A summer rental could cost vacationers hundreds of dollars more in taxes next year if some Cape Cod towns get their way. State legislators are being asked to approve a request to impose room taxes on rentals of private homes and condos, popular havens for visiting families hoping to save on their seaside getaway.
In the next legislative session, state lawmakers will consider requests from Provincetown and Brewster seeking to expand the current 9.7 percent tax on hotel, motel, and inn room charges to include short-term rentals of three months or less. Under the proposal, approved by voters in those towns in November, homeowners would be taxed about $97 for every $1,000 charged for a rental - a cost likely to be passed on to vacationers. Seasonal workers and others who rent short-term housing on the Cape for job reasons would be exempt from the tax.

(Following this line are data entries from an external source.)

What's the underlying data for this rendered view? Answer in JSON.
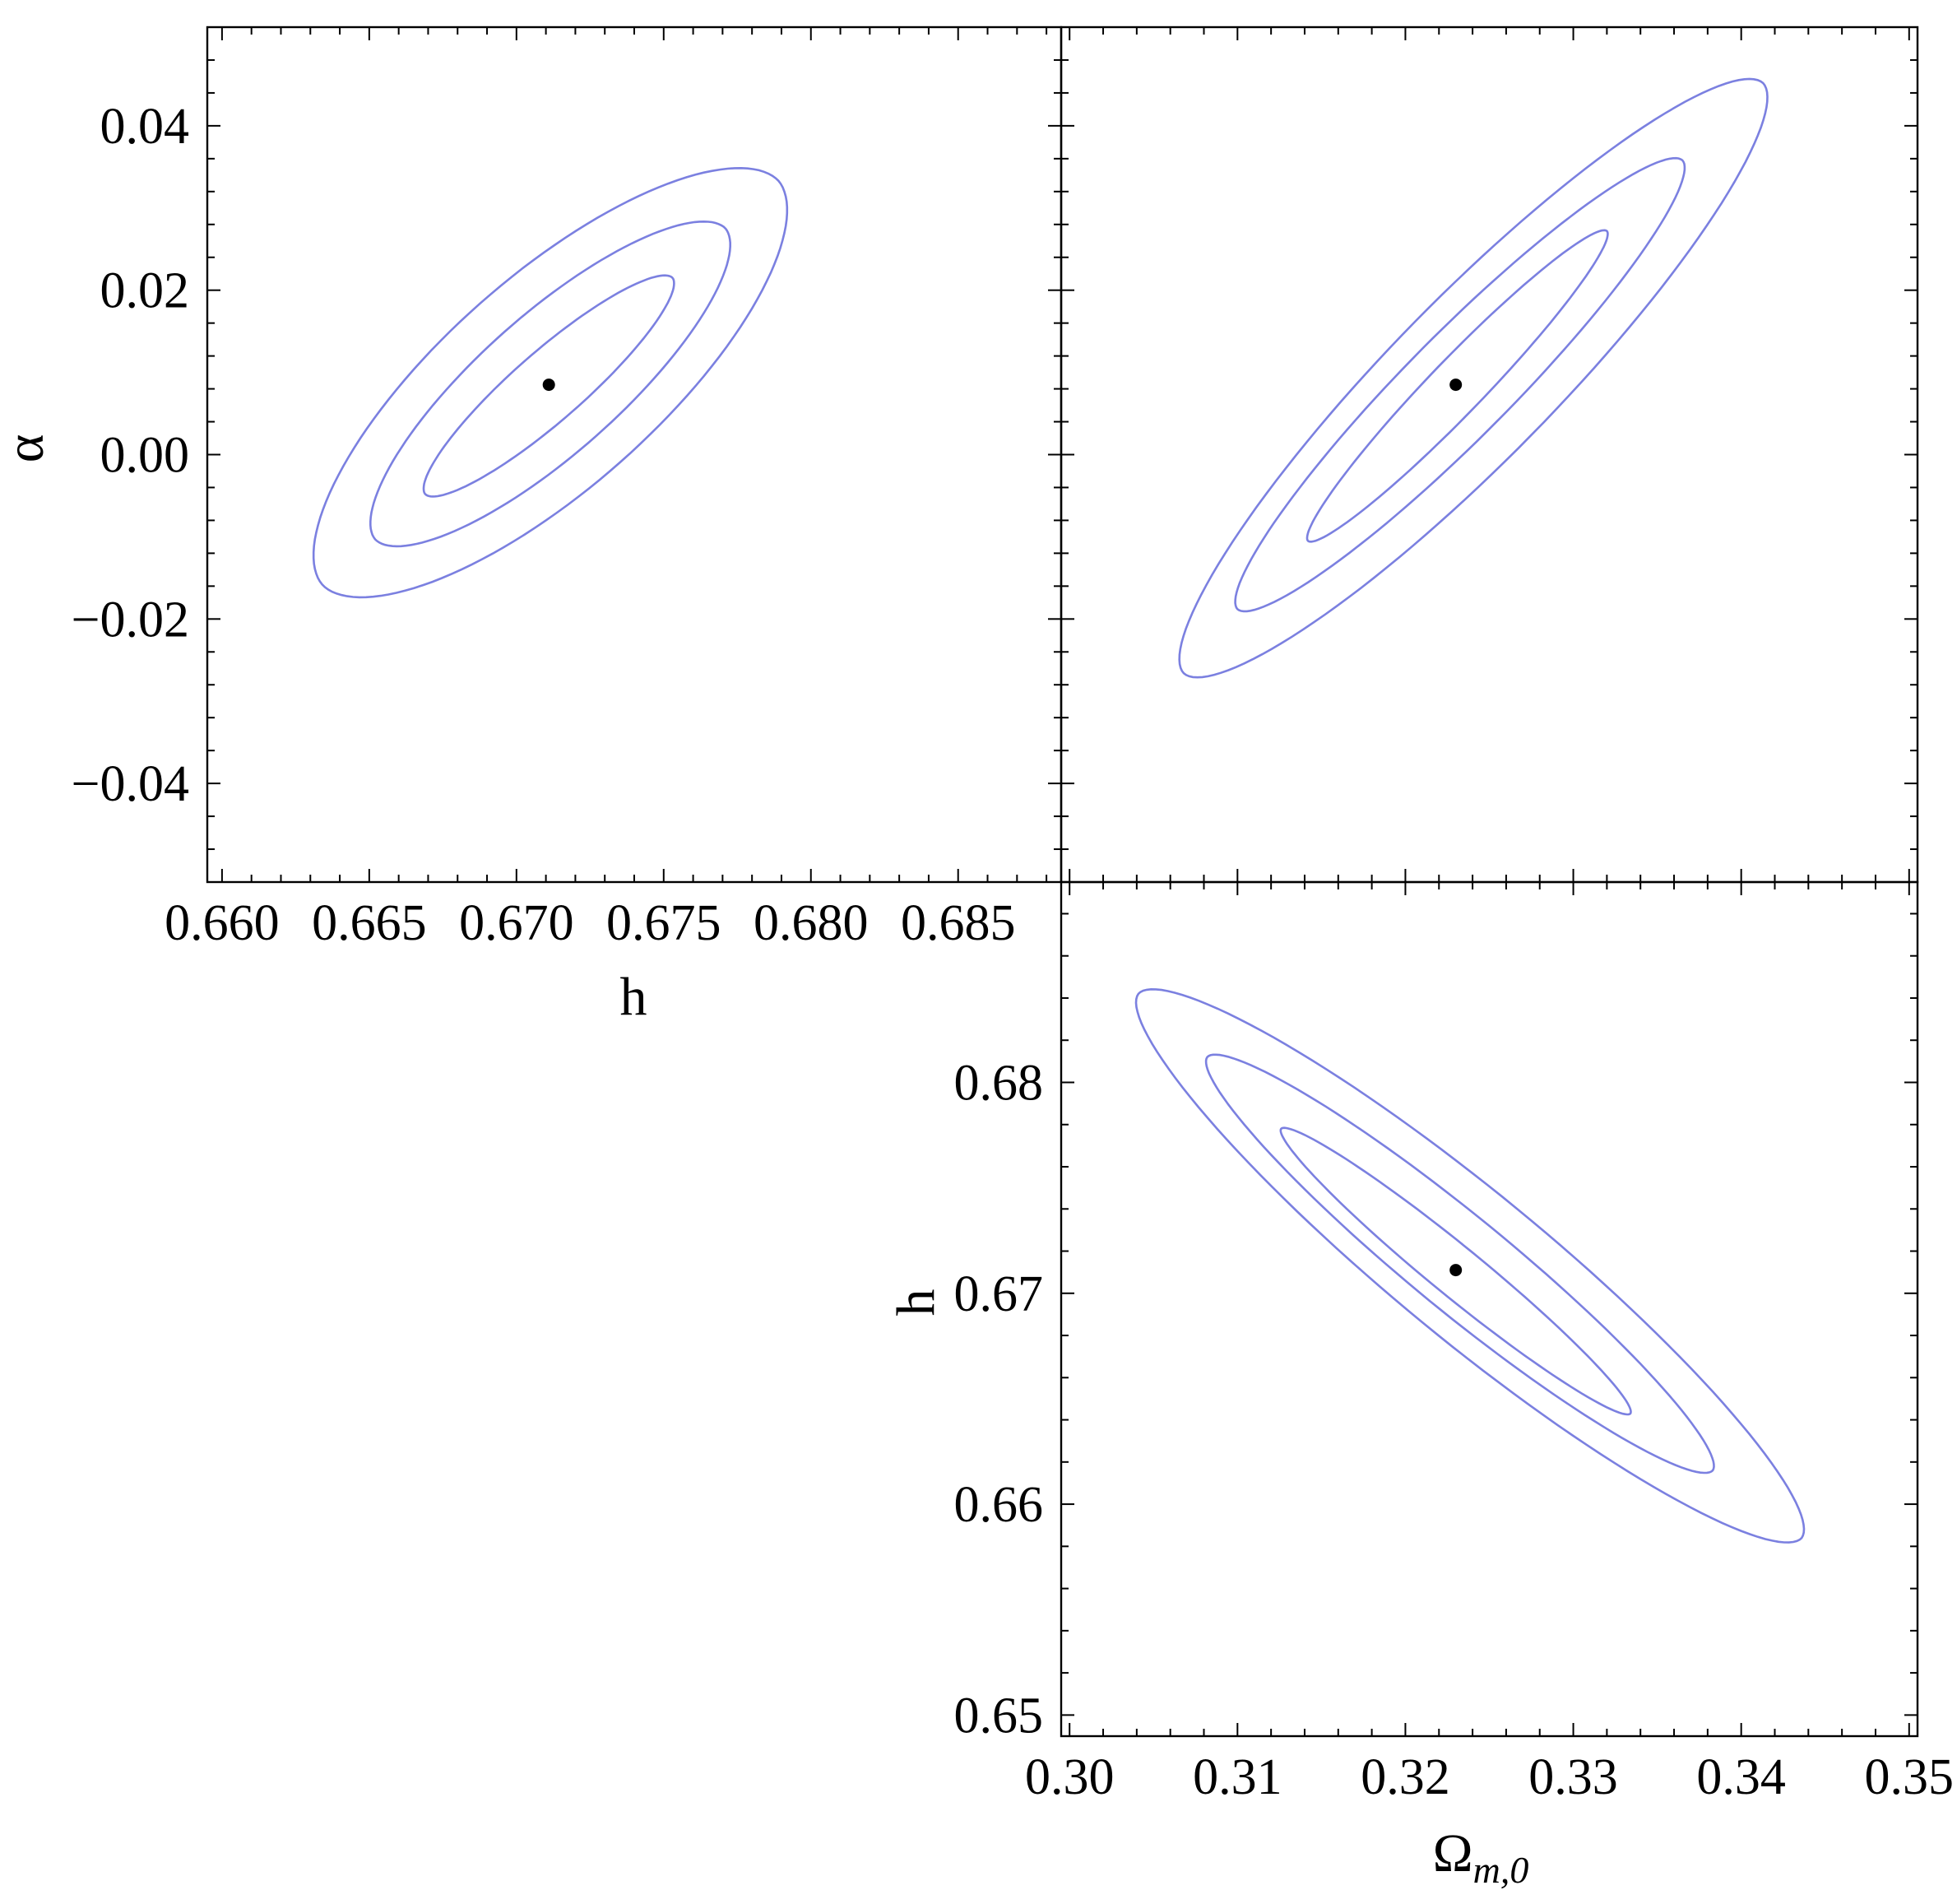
{
  "chart_data": [
    {
      "id": "alpha_vs_h",
      "type": "contour",
      "xlabel": "h",
      "ylabel": "α",
      "xlim": [
        0.6595,
        0.6885
      ],
      "ylim": [
        -0.052,
        0.052
      ],
      "xticks": [
        0.66,
        0.665,
        0.67,
        0.675,
        0.68,
        0.685
      ],
      "xtick_labels": [
        "0.660",
        "0.665",
        "0.670",
        "0.675",
        "0.680",
        "0.685"
      ],
      "yticks": [
        -0.04,
        -0.02,
        0.0,
        0.02,
        0.04
      ],
      "ytick_labels": [
        "−0.04",
        "−0.02",
        "0.00",
        "0.02",
        "0.04"
      ],
      "best_fit": {
        "x": 0.6711,
        "y": 0.0085
      },
      "contours": [
        {
          "level": 1,
          "start": {
            "x": 0.6669,
            "y": -0.0048
          },
          "end": {
            "x": 0.6753,
            "y": 0.0215
          },
          "half_width": 0.0019
        },
        {
          "level": 2,
          "start": {
            "x": 0.6652,
            "y": -0.0103
          },
          "end": {
            "x": 0.6771,
            "y": 0.0275
          },
          "half_width": 0.0038
        },
        {
          "level": 3,
          "start": {
            "x": 0.6634,
            "y": -0.0158
          },
          "end": {
            "x": 0.6789,
            "y": 0.0333
          },
          "half_width": 0.0058
        }
      ],
      "color": "#7b80e0"
    },
    {
      "id": "alpha_vs_omega",
      "type": "contour",
      "xlabel": "",
      "ylabel": "",
      "xlim": [
        0.2995,
        0.3505
      ],
      "ylim": [
        -0.052,
        0.052
      ],
      "xticks": [],
      "yticks": [
        -0.04,
        -0.02,
        0.0,
        0.02,
        0.04
      ],
      "best_fit": {
        "x": 0.323,
        "y": 0.0085
      },
      "contours": [
        {
          "level": 1,
          "start": {
            "x": 0.3142,
            "y": -0.0105
          },
          "end": {
            "x": 0.332,
            "y": 0.0272
          },
          "half_width": 0.0026
        },
        {
          "level": 2,
          "start": {
            "x": 0.31,
            "y": -0.0188
          },
          "end": {
            "x": 0.3365,
            "y": 0.0358
          },
          "half_width": 0.005
        },
        {
          "level": 3,
          "start": {
            "x": 0.3068,
            "y": -0.0266
          },
          "end": {
            "x": 0.3413,
            "y": 0.0452
          },
          "half_width": 0.0078
        }
      ],
      "color": "#7b80e0"
    },
    {
      "id": "h_vs_omega",
      "type": "contour",
      "xlabel": "Ω_{m,0}",
      "ylabel": "h",
      "xlim": [
        0.2995,
        0.3505
      ],
      "ylim": [
        0.649,
        0.6895
      ],
      "xticks": [
        0.3,
        0.31,
        0.32,
        0.33,
        0.34,
        0.35
      ],
      "xtick_labels": [
        "0.30",
        "0.31",
        "0.32",
        "0.33",
        "0.34",
        "0.35"
      ],
      "yticks": [
        0.65,
        0.66,
        0.67,
        0.68
      ],
      "ytick_labels": [
        "0.65",
        "0.66",
        "0.67",
        "0.68"
      ],
      "best_fit": {
        "x": 0.323,
        "y": 0.6711
      },
      "contours": [
        {
          "level": 1,
          "start": {
            "x": 0.3126,
            "y": 0.6778
          },
          "end": {
            "x": 0.3334,
            "y": 0.6643
          },
          "half_width": 0.0024
        },
        {
          "level": 2,
          "start": {
            "x": 0.3082,
            "y": 0.6812
          },
          "end": {
            "x": 0.3383,
            "y": 0.6616
          },
          "half_width": 0.0046
        },
        {
          "level": 3,
          "start": {
            "x": 0.3041,
            "y": 0.6842
          },
          "end": {
            "x": 0.3436,
            "y": 0.6584
          },
          "half_width": 0.0071
        }
      ],
      "color": "#7b80e0"
    }
  ],
  "labels": {
    "h_bottom_xlabel": "h",
    "alpha_ylabel": "α",
    "h_left_ylabel": "h",
    "omega_base": "Ω",
    "omega_sub": "m,0"
  }
}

Under current law, proceeds from the room tax are split, with the state getting 5.7 percent and the remaining 4 percent going to municipalities.
According to Brewster Selectman Ed Lewis, Nantucket and about two-thirds of the 15 Cape towns that make up Barnstable County have expressed support for the expanded tax. Lewis, who has been pushing for four years to tax vacation rentals of private homes and condos, credits the economic downturn with the idea's sudden and growing popularity.
"There's an increasing need to find a way to get money for the state and for everybody involved," Lewis said. "The [bad] economy - if it wasn't for that, this would probably still be languishing."
But some worry that the expanded tax will keep vacationers away from an increasingly expensive Cape vacation, hurting an area that counts tourism as its most significant source of income.
"You come to the Cape for a week. You cook in, you go to the beach, and you know what you're paying up front for the rent," said Sandra Brierley, owner of Hopper Real Estate in Eastham and broker for 180 rentals in Eastham and Wellfleet.
"Now that you are putting this tax on, it puts them [visitors] in a shorter vacation. So now we're renting for three days instead of a week to a family," Brierley said. "It's not a good time to be doing it after a year of recession."
But some towns estimate that extending the tax to cover private residences and condos could double the amount they already get from the room tax.
Last year, room tax receipts totaled more than $22 million, according to the Cape Cod Chamber of Commerce. Although the organization does not collect statistics on how many private homes and residences are rented out to vacationers, chief executive Wendy Northcross said the chamber believes many of the 50,000 "second homes" on the Cape are used for such purposes. Between the hotels, motels, and bed-and-breakfasts, Northcross said, there are 19,000 taxable bedrooms on the Cape.
"There are more single-family homes rented on the Cape than there are hotels, motels, and bed-and-breakfasts," Northcross said. "From a competitive standpoint, when we work to fill hotels, motels, and bed-and-breakfasts, some of our biggest competition is those single-family homes."
Although the chamber has no official position on the proposal, Northcross said opponents and proponents of the expanded tax need to question how it could affect tourism.
"Will it affect business? Hard to say. Pricing is king," she said.
Meanwhile, state Representative Cleon H. Turner, a Democrat from Dennis, said he also plans to file a bill during the next legislative session seeking to include private residences and condos in the room tax. He filed a similar bill during the last legislative session, but it got held up in committee.
Now, he said, the proposal is gaining support, mainly because "this is a bill that would provide direct aid to the local economy." Details need to be ironed out on how the proposal would be enforced, but enforcement would be up to the state's Revenue Department.
In Brewster, Town Administrator Charles Sumner supports the tax expansion.
"Let's face it, it's about the money," Sumner said. The additional tax revenue would help buffer the town's finances at a time when most municipalities are facing tightened budgets and less state aid as a result of the down economy.
Howard Hayes, owner of oldCape Sotheby's International Realty, which represents over 100 property owners, said he worries that the expanded tax could hurt already cash-strapped homeowners and potential tenants.
Local governments, he added, might want to take another look at controlling their internal expenses before imposing such a burden.
"I would hope that, given the state of the economy, we don't need any new taxes [to pay]," Hayes said.
But Nick Brown, owner of Thomas D. Brown Real Estate Associates, which has offices in Truro and Provincetown, said it's only fair that those who make money renting out their homes for vacations be taxed the same as any other hotel or inn. They provide the same service, he said, and their tenants use the same town amenities as the people who stay in a hotel or bed-and-breakfast.
"Come on guys, let's all take a dose of reality here and do what should be done," he said.